В этот момент мужчина, шедший за нами по пятам, грубо проходит мимо, намеренно врезаясь в меня плечом. Я чувствую напряжение его мышц, слышу его сдавленное, злое шипение. Отлично. Пусть его ярость обрушится на меня. Лишь бы этот взгляд, полный гнили и похоти, больше не осквернял ребёнка.
Девочка смотрит то на мою протянутую руку, то на моё лицо.
– П-простите, но это не мое.
– Не может быть. Я сидела рядом и, вставая, увидела эти деньги на полу возле твоего стула.
Девочка хмурится и явно хочет мне что-то возразить, но я перебиваю ее еще не высказанную реплику.

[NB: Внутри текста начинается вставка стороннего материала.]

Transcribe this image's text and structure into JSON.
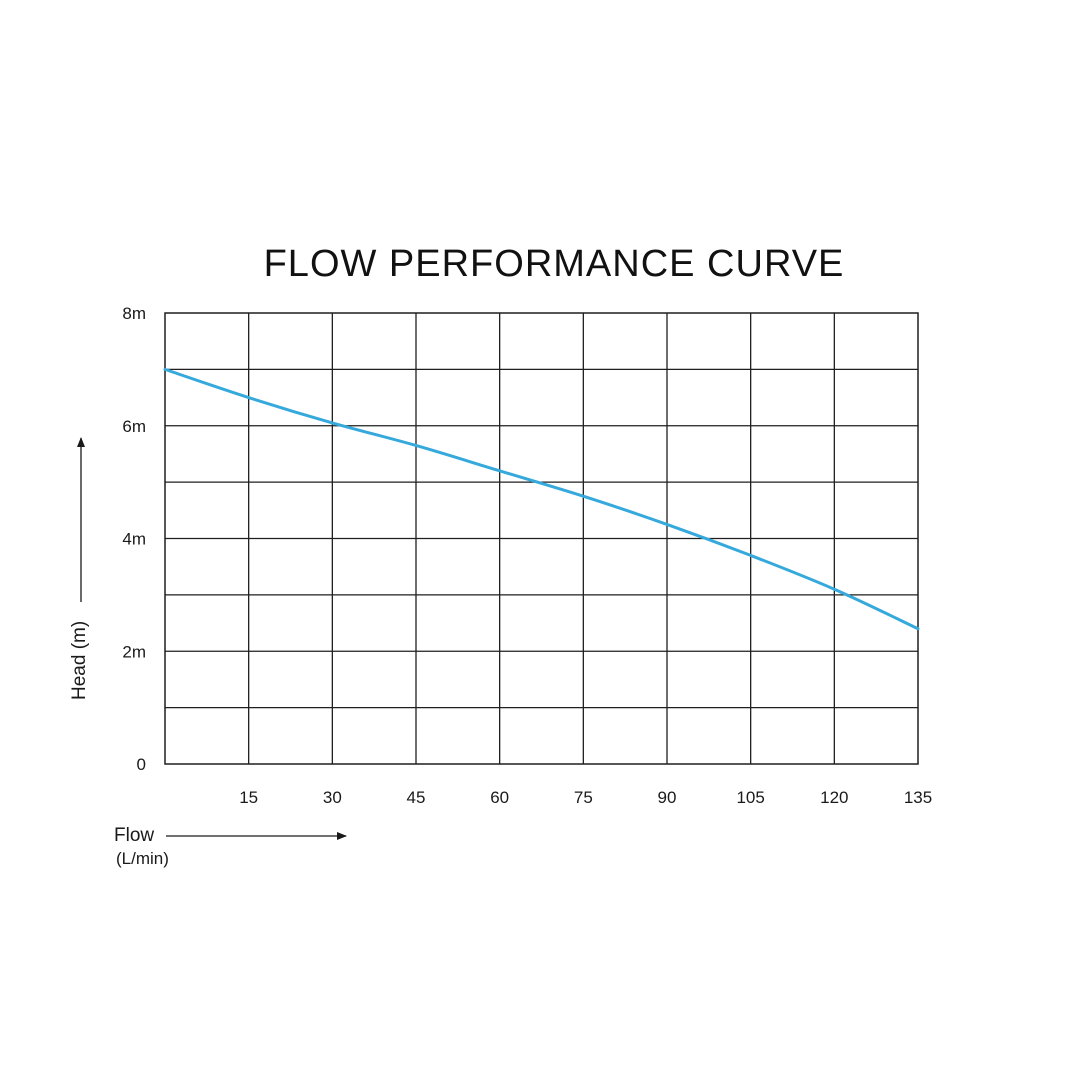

Она хмурится, собираясь возразить, но я, проклиная себя за слабость, перебиваю:
– Как тебя зовут? – и тут же костенею внутри. Зачем я это спросила? Имена стирают границы. Имя превращает незнакомку в личность, к которой начинаешь испытывать что-то большее, чем абстрактная жалость. Это опасно.
Но поздно.
– Мелани.
– Послушай, Мелани, рядом никого не было, и деньги точно не мои. Ты, наверное, не заметила, как они выпали, – я беру её холодную, тонкую руку и вкладываю в ладонь купюру. Она на секунду задумывается, потом кивает сама себе и засовывает деньги в карман шорт.